Algo Details Sdca - Machinelearning

Training Algorithm Details

This trainer is based on the Stochastic Dual Coordinate Ascent (SDCA) method, a state-of-the-art optimization technique for convex objective functions. The algorithm can be scaled because it's a streaming training algorithm as described in a KDD best paper.

Convergence is underwritten by periodically enforcing synchronization between primal and dual variables in a separate thread. Several choices of loss functions are also provided such as hinge-loss and logistic loss. Depending on the loss used, the trained model can be, for example, support vector machine or logistic regression. The SDCA method combines several of the best properties such the ability to do streaming learning (without fitting the entire data set into your memory), reaching a reasonable result with a few scans of the whole data set (for example, see experiments in this paper), and spending no computation on zeros in sparse data sets.

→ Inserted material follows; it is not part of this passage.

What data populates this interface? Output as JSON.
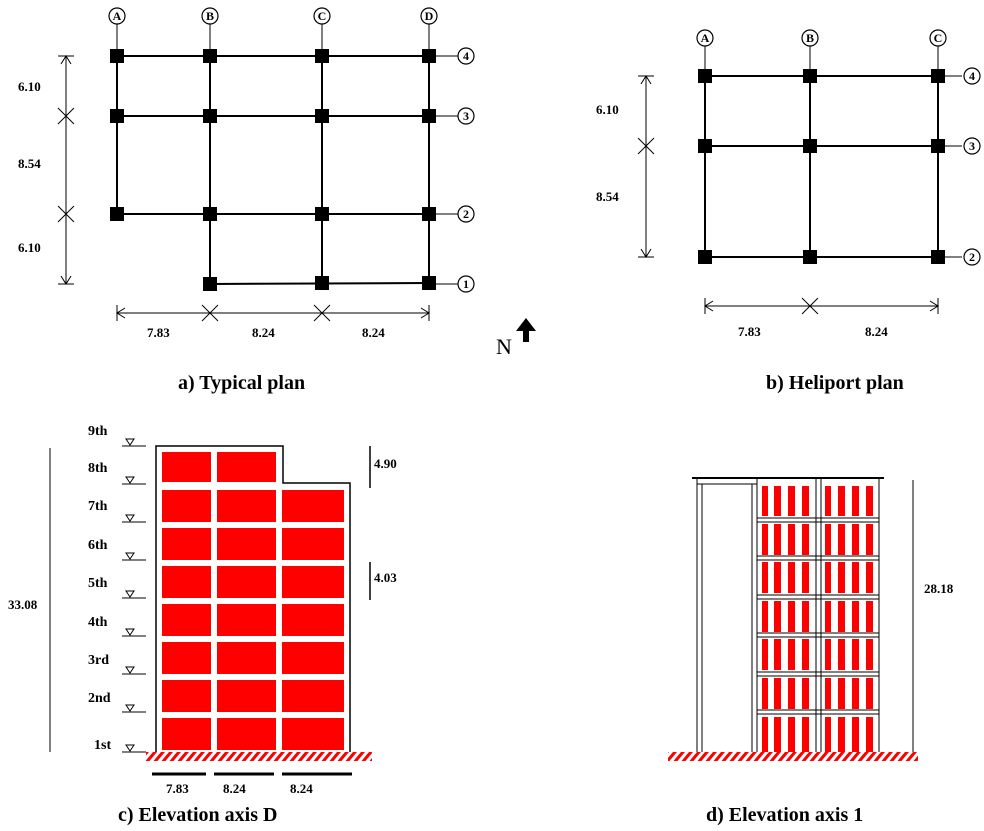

Note that SDCA is a stochastic and streaming optimization algorithm. The result depends on the order of training data because the stopping tolerance is not tight enough. In strongly-convex optimization, the optimal solution is unique and therefore everyone eventually reaches the same place. Even in non-strongly-convex cases, you will get equally-good solutions from run to run. For reproducible results, it is recommended that one sets 'Shuffle' to False and 'NumThreads' to 1.